サブ武器として今も使っている小さなナイフを思い描く。

ゴブリン騎士の手に蛍色に薄く輝く半透明の刃が現われた。魔力で編まれた半実体の刃だ。

消えろと念じると、それは砕けて消えた。欠片も空に解けてゆく。

 

「問題ないようだ。して、対価のこちらが売る闘技だが……どうすれば?」

「へえ、こっちの新品のスクロールを手に持って、まず技の名前と技の概要を唱えて、それから頭の中で使うところを考えて、あとはスクロールがやってくれまさあ」

「わかった」

 

新品の白紙のスクロールを手にする。

 

「闘技『弄月』

一瞬の間に無数の斬撃を球状に放つ。

狙いはつけられずまた振り回すのみなので、一撃一撃は叩きつけとしても軽く、切り傷としても浅い。

ただ、高速の斬撃は相手の視界を塞ぎ、細かな傷は集中を妨げる。

しかし熟達者はこの技で一撃一撃を狙い打つ」

 

頭の中をまさぐられるような感覚に、ゴブリン騎士はただ修行の日々を思い描く事で耐えた。

 

「……なるほど、あまり気分のいいものではないな」

「へへへ、そりゃあ金貨4枚分ですからね。

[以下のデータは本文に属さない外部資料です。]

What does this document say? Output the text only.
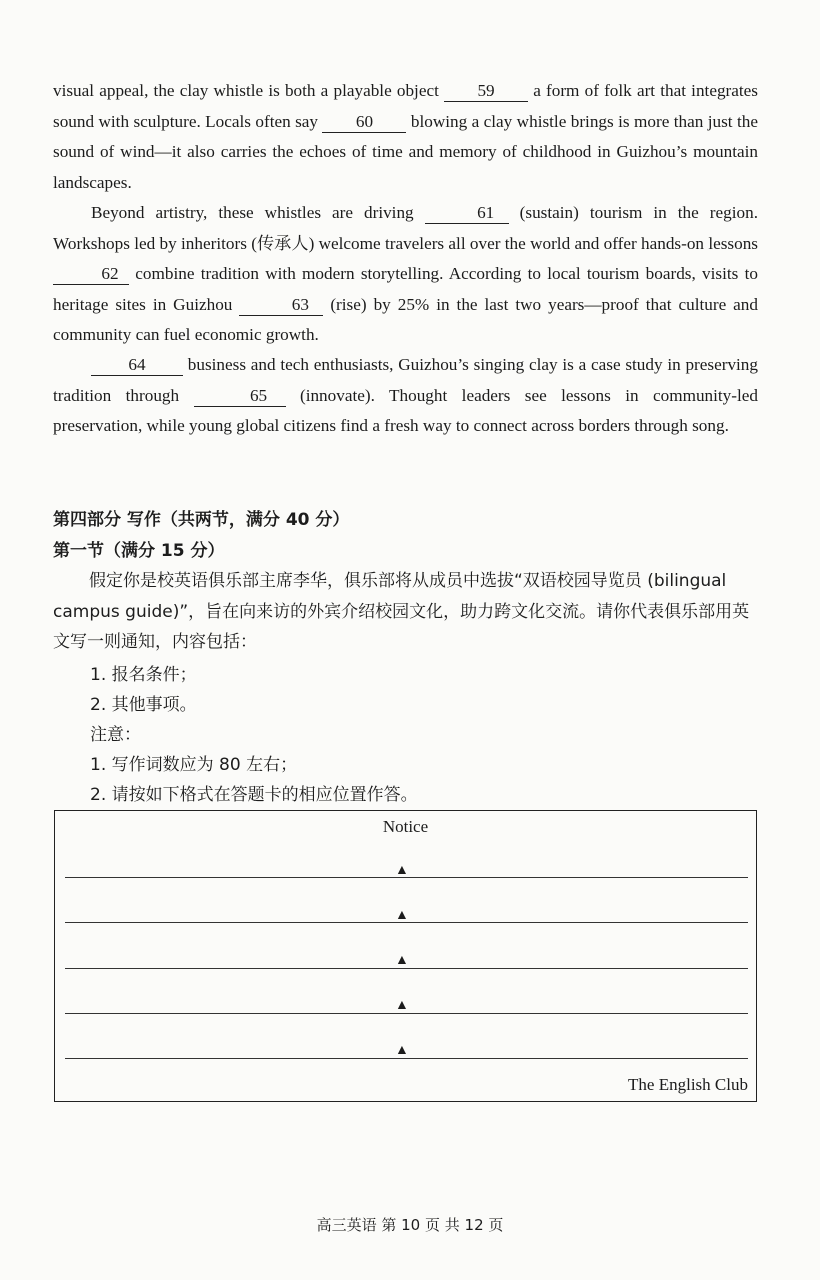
visual appeal, the clay whistle is both a playable object 59 a form of folk art that integrates sound with sculpture. Locals often say 60 blowing a clay whistle brings is more than just the sound of wind—it also carries the echoes of time and memory of childhood in Guizhou’s mountain landscapes.

Beyond artistry, these whistles are driving	61 (sustain) tourism in the region. Workshops led by inheritors (传承人) welcome travelers all over the world and offer hands-on lessons 62 combine tradition with modern storytelling. According to local tourism boards, visits to heritage sites in Guizhou	63 (rise) by 25% in the last two years—proof that culture and community can fuel economic growth.

64 business and tech enthusiasts, Guizhou’s singing clay is a case study in preserving tradition through	65 (innovate). Thought leaders see lessons in community-led preservation, while young global citizens find a fresh way to connect across borders through song.

第四部分 写作（共两节，满分 40 分）
第一节（满分 15 分）
假定你是校英语俱乐部主席李华，俱乐部将从成员中选拔“双语校园导览员 (bilingual campus guide)”，旨在向来访的外宾介绍校园文化，助力跨文化交流。请你代表俱乐部用英文写一则通知，内容包括：
1. 报名条件；
2. 其他事项。
注意：
1. 写作词数应为 80 左右；
2. 请按如下格式在答题卡的相应位置作答。
Notice
▲
▲
▲
▲
▲
The English Club
高三英语 第 10 页 共 12 页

さあ、どんどんやってきやしょう」

「……わかった」

「ううむ、たしかに、これは……ええいだが新しい闘技のため。むしろ苦労無しで手に入るよりよほどましというもの……!」

「うむ……違いない」

 

かくして、ゴブリン騎士と重装騎士はへろへろになりながらもなんとか帰り着いた。

なお、確認してみたが問題なく今までの闘技も使え、二人とも安堵した。

 

「明日に疲れが残らねばよいが……」

 

ゴブリン騎士は剣王との戦いに思いを馳せつつ、眠りに入る。

その頃にはすっかりと頭の不快感もなくなっていた。